The majority of second charge mortgage providers in the market today are either banks, subsidiaries of building societies, or subsidiary entities majority funded by one or the other, says Matt Tristram, owner and co-founder of Loans Warehouse and Clearly Loans.

Invariably Mr Tristram says this type of finance is arranged through a broker specialising in second charge mortgages, with intermediaries in the main having access to the vast majority of lenders.

He says this ensures that clients not only benefit from the substantial knowledge and experience of the broker, but also receive the most suitable loan available.

While the industry has historically supplied this type of finance for debt consolidation and home improvements, Mr Tristram says second charge mortgages can be used for any legal purpose including purchasing investment property and capital raising to meet business needs.

After being substantially impacted by the recession, Mr Tristram says the second charge mortgage market has been growing significantly for the last 24 months, which has led to competition between lenders and therefore rates of interest decreasing.

Second charge loans are generally smaller than the first charge and can range from £5,000 to £2.5m, with the current average loan size is around £50,000.

Interest rates for second charge mortgages at the time this guide was produced in September 2014 start at 4.95 per cent based on a lifetime Bank of England base rate tracker. Deals are available over terms from three to 30 years.

Mr Tristram says: “The industry is not solely driven by a credit score so you can now find rates from as low as 4.95 per cent available to clients who would not necessarily be able to benefit from the lowest rates in the first charge mortgage market.

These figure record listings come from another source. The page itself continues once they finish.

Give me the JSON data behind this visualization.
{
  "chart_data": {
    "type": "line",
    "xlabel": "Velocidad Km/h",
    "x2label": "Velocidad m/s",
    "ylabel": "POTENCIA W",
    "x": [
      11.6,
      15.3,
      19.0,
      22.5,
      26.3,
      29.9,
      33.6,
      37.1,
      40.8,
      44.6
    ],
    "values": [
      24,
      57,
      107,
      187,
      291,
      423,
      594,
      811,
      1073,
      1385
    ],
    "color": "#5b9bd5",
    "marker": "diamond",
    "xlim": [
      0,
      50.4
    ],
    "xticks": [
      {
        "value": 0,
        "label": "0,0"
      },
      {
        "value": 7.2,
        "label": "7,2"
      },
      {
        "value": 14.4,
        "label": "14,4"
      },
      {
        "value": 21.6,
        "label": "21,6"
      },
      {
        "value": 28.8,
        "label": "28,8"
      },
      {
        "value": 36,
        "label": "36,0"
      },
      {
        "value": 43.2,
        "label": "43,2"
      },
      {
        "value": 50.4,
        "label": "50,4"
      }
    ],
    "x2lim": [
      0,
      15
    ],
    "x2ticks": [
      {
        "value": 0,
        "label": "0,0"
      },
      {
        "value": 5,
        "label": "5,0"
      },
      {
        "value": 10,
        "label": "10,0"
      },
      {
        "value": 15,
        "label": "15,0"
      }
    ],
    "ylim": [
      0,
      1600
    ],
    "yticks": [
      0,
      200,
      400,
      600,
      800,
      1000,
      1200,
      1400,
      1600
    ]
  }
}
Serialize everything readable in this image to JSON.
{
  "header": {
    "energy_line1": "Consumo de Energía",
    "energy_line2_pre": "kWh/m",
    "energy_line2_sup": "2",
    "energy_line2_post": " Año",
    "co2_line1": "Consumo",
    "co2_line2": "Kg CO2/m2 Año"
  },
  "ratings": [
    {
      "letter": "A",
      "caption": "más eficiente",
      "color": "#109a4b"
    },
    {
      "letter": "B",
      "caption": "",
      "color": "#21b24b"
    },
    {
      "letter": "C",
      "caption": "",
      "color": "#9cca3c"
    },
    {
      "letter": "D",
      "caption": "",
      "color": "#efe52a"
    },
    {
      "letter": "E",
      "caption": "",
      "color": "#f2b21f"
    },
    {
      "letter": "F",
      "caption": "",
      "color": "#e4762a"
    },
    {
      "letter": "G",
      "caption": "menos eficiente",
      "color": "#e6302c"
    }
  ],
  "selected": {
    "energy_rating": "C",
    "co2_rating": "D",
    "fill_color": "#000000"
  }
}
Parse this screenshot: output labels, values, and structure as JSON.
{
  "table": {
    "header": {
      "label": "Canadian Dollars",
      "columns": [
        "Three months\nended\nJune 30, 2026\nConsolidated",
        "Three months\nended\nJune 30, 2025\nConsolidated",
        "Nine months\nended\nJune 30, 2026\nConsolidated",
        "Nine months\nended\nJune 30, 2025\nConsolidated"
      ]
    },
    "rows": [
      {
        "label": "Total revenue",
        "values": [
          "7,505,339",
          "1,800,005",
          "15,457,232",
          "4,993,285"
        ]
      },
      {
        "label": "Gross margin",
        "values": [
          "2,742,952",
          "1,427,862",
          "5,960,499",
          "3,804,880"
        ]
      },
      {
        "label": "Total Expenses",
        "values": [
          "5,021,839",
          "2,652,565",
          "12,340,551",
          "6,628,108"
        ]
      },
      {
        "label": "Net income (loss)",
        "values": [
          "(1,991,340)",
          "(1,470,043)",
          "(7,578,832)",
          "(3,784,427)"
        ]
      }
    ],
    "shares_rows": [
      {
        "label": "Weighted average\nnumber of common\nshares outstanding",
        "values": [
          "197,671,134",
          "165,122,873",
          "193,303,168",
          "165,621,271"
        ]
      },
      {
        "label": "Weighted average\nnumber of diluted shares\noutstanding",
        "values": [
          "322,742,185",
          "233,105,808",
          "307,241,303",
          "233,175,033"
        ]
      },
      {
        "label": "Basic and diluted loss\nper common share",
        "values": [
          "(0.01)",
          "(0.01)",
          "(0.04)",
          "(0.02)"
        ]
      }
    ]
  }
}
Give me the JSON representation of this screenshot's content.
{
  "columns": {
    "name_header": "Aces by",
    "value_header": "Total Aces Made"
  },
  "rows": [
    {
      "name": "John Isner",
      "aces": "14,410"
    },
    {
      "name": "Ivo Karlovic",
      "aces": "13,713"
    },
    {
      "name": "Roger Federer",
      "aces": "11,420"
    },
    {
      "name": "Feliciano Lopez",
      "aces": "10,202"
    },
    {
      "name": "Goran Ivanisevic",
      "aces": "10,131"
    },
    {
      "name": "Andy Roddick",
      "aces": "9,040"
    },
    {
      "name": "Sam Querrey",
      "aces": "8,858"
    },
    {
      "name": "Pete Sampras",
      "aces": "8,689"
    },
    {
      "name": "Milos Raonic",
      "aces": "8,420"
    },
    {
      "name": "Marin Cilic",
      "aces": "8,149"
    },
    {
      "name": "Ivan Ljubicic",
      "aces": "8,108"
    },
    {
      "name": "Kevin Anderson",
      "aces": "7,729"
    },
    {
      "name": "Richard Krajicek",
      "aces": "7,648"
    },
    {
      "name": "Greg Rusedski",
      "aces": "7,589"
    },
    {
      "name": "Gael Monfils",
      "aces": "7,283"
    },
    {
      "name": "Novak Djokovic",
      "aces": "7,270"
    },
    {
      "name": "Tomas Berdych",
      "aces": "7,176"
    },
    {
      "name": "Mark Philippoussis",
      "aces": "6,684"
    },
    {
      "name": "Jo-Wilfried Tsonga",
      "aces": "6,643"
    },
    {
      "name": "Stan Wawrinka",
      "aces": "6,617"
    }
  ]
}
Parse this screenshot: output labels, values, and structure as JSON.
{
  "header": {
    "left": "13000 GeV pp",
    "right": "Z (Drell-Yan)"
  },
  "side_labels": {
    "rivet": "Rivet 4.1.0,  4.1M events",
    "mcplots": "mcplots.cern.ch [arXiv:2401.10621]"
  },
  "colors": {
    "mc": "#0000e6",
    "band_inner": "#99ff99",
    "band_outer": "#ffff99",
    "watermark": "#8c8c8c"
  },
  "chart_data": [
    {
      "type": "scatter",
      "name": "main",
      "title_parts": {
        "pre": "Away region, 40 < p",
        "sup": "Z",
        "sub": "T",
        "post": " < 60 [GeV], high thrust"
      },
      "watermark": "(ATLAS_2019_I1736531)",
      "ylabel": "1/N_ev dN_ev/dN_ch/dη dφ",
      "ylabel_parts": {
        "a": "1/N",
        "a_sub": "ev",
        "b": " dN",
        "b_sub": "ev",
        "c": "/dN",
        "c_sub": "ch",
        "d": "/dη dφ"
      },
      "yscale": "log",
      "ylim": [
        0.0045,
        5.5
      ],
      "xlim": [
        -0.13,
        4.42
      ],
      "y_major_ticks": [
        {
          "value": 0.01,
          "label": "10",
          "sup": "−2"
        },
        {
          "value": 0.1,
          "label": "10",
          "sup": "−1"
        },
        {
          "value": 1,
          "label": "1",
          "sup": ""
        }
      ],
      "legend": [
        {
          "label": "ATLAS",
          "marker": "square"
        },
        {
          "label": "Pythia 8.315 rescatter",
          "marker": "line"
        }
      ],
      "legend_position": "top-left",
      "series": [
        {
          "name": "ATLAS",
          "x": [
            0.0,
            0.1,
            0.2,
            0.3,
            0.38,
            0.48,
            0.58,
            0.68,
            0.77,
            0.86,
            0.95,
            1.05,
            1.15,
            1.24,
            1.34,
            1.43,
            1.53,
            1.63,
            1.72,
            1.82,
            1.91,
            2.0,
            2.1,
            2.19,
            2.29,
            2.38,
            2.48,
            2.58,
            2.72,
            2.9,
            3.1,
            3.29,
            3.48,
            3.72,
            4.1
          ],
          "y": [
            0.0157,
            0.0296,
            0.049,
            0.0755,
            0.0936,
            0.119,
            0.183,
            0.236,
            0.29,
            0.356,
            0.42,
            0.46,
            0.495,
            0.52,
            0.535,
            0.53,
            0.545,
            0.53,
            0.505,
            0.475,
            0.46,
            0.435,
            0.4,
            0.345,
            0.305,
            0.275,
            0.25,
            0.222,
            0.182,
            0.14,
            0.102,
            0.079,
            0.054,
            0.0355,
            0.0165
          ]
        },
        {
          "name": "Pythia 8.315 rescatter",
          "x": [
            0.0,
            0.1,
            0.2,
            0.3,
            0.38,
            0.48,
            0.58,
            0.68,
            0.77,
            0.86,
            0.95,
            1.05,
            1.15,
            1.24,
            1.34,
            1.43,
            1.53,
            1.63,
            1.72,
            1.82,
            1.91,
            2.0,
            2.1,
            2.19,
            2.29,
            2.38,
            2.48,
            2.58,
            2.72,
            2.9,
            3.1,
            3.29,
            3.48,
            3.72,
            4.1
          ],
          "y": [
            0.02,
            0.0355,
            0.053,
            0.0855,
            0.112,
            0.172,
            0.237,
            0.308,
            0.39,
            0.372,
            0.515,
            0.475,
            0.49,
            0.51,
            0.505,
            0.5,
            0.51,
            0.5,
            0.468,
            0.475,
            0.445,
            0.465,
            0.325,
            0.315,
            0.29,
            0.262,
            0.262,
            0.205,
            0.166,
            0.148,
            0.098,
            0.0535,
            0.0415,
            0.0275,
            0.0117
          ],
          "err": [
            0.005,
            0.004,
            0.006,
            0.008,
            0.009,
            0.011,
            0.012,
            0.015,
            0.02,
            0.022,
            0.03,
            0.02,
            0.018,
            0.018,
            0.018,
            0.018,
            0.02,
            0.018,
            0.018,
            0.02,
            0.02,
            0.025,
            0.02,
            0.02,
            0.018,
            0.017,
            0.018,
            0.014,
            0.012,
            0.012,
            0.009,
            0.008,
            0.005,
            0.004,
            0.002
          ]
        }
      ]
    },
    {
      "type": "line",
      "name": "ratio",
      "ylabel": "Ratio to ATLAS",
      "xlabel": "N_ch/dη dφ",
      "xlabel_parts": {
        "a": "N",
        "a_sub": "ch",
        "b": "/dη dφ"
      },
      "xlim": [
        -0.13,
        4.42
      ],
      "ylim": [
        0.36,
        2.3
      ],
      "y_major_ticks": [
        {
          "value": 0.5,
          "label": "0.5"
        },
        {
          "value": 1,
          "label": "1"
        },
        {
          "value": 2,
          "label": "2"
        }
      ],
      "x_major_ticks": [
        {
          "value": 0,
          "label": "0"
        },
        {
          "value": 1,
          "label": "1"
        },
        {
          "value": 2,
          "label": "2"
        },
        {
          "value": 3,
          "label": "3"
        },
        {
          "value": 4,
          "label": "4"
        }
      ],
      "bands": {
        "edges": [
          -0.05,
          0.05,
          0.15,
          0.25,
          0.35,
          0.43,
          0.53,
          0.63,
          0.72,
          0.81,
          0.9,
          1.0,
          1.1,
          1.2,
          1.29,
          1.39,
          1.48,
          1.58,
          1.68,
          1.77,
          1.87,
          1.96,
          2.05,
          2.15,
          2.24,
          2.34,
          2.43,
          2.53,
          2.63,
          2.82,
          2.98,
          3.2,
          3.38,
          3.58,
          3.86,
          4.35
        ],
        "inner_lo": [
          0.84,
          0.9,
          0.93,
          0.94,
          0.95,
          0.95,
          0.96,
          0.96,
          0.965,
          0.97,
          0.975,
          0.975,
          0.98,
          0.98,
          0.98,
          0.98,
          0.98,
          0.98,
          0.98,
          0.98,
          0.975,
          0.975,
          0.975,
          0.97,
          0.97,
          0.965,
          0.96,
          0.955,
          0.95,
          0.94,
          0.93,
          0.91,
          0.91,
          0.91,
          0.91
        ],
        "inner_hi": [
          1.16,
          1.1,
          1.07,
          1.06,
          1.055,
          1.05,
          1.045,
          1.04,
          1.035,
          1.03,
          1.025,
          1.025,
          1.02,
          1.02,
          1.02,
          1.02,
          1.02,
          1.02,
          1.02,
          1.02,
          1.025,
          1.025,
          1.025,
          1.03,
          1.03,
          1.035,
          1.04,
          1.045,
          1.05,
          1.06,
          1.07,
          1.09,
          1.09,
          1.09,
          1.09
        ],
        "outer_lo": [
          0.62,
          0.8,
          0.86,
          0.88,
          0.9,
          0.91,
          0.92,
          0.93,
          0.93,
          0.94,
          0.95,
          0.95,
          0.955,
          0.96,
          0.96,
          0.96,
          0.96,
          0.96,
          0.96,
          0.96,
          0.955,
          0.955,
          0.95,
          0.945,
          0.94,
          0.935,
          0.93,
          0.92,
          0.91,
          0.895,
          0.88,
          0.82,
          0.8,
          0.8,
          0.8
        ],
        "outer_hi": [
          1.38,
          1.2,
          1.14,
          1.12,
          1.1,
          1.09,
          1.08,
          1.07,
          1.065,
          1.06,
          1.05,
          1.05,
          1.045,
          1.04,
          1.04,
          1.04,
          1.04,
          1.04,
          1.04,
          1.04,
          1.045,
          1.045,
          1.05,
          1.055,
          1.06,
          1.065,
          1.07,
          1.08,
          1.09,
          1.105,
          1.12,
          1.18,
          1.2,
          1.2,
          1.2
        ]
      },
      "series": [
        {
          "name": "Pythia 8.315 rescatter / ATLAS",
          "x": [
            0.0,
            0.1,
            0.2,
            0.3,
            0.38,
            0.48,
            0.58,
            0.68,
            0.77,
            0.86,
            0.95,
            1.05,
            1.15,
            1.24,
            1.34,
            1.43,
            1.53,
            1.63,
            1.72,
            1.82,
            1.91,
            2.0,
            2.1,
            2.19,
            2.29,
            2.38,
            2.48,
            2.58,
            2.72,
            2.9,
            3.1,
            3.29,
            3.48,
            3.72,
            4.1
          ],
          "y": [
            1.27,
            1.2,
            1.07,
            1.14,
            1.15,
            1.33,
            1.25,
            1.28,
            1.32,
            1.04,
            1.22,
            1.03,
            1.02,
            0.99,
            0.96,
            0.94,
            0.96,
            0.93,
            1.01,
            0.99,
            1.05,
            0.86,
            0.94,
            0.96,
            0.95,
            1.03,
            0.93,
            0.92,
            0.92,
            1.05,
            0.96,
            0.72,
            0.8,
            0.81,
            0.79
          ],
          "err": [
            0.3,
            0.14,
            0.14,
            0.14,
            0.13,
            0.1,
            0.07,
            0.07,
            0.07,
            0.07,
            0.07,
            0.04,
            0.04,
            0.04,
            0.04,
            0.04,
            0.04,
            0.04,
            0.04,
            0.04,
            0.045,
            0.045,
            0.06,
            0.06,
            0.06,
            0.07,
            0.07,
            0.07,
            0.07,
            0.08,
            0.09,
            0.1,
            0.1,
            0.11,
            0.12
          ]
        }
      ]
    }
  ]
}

“There are numerous lenders offering fixed rates, without any additional tie-ins or redemption penalties.”

There are many pros of a second charge mortgage for consumers and financial advisers to consider, says Alan Cleary, managing director of Precise Mortgages.

In many cases Mr Cleary says it may well now be cheaper for the borrower to raise money by using a second charge loan rather than remortgaging their first charge loan.

Also, Mr Cleary says second charge loans are available over terms of up to 30 years or can be tied to the term of the first charge mortgage; so for some borrowers this flexibility is the key benefit of this type of finance.

The main downside of second charge mortgages he points out is the same as when applying for any mortgage product: if the borrower cannot repay the loan there is a risk they may lose the property.

Steve Walker, managing director of Promise Solutions, says the main downside of a secured loan is that the rates tend to be higher than mortgage rates, but he concedes the gap has narrowed considerably.

Mr Walker says: “The upsides of a secured loan are numerous including more generous affordability calculations, easier income proof for self-employed, an appetite to help borrowers with light or heavy adverse credit and a more common sense approach to older borrowers, unusual loan purposes or property constructions.

“Another popular niche is for buy-to-let properties where first and second charges are available with affordability based on just the rental income without supplementary income being required. Arrears and county court judgements (CCJs) are accepted and ex-pats are also catered for.

“This doesn’t mean secured loans are just for tricky cases and more loans are now geared towards prime borrowers with rates around 5 per cent where all arrears, CCJs and defaults’ can be ignored if they are over 12-months-old.”

Regulated second charge mortgages can also be completed quickly these days, Mr Walker adds, and do not have large redemption fees. Often redemption penalties are set at just one month’s interest plus payment of current month.

Clearly fees are a key consideration in the current second charge mortgage market. Mark Fry, managing director of Colonial Secured Loans, says the Consumer Credit Act dictates the maximum upfront fee a broker can charge a client for a second charge loan is £5.

As a result, Mr Fry says a fee is normally added to the loan which covers the brokers processing costs. These costs can include a valuation, consent from first mortgagee, land registry costs, credit searches and so on.

He adds the processing costs can be significant meaning that sometimes a large fee needs to be added to the loan.